Polish composer and pianist Fryderyk (Frédéric) Chopin was BOTD in 1810. Born and raised in Warsaw, he was a musical prodigy, moving to Paris when he was 20 to further his career. Unlike his friend and fellow virtuoso Franz Liszt, Chopin avoided the concert circuit, preferring to perform in private concerts and supporting himself by selling his music and giving piano lessons. His compositions, mostly written for solo piano, included mazurkas, waltzes, nocturnes, polonaises, ballads, impromptus, preludes and sonatas, though he also wrote chamber music and two piano concertos. His music, influenced by Bach, Mozart, Schubert and Polish folk music, combined sophisticated craftsmanship with profound emotional colouring, expanding the piano’s capacities for dramatic expression and displays of technical skill.
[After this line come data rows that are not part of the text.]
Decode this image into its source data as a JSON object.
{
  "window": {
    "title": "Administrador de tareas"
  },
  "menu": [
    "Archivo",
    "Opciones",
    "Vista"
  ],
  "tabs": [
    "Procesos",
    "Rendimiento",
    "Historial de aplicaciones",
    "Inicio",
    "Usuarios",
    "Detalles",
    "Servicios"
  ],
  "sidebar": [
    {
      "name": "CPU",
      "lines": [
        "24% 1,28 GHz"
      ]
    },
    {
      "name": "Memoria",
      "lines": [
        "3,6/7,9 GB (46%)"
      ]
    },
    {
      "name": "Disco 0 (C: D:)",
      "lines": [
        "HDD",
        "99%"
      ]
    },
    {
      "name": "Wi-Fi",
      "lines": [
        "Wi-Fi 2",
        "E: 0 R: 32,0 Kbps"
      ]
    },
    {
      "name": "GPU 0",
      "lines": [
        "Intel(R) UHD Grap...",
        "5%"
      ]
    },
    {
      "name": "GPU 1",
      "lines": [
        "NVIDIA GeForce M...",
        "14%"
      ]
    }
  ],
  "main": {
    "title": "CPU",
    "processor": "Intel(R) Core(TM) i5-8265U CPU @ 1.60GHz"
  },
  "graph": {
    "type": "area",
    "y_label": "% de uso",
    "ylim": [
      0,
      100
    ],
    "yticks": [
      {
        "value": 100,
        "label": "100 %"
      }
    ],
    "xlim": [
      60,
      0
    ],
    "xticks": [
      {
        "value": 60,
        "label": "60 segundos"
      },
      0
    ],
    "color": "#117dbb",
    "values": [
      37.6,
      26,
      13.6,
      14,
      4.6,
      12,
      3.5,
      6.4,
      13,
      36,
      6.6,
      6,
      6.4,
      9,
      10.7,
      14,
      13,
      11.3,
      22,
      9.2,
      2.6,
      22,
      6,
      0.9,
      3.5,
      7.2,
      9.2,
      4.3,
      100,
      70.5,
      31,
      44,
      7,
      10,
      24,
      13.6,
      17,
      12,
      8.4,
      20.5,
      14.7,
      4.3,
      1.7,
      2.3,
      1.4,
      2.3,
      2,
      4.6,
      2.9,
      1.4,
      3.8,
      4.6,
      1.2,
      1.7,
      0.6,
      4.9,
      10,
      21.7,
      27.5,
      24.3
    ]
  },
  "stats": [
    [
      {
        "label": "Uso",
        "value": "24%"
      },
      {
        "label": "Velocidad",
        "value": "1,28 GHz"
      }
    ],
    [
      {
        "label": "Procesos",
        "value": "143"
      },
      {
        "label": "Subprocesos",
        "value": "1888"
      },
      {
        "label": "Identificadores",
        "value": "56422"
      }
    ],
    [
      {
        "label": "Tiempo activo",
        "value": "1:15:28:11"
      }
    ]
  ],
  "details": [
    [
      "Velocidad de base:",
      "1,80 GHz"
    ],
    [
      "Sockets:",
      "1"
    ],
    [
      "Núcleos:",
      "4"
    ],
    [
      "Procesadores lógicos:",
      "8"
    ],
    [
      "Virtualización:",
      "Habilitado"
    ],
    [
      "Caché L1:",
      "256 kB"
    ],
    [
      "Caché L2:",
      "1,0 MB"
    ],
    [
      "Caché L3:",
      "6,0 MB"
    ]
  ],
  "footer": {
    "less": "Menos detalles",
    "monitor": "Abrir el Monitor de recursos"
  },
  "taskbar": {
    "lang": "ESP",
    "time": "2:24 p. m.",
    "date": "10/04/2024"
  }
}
Known for his fastidious dress sense, elegant manners, sensitivity, hypochondria and dislike of noise, crowds and children, he nonetheless became a celebrity of the late Romantic period. After his failed engagement to Maria Wodzínska, he had a longer and turbulent relationship with the cross-dressing French writer George Sand. Less well-known but equally as well-documented were his passionate attachments to men, notably his friend Titus Woyciechowski, to whom he wrote a series of yearning love letters. He died in 1849, aged just 39, after a long illness from tuberculosis. Buried in Père Lachaise cemetery in Paris, his funeral was attended by thousands of mourners. One of the most loved and frequently performed of the Romantic composers, Chopin continues to be revered in his home country and around the world. The International Chopin Piano Competition was established in his honour in 1927, as was Warsaw’s international airport. Details of his possible bisexuality have been censored by Poland’s aggressively homophobic government, and continue to be excluded from many biographies. He was portrayed by Hugh Grant as an effete consumptive in James Lapine’s 1991 film Impromptu.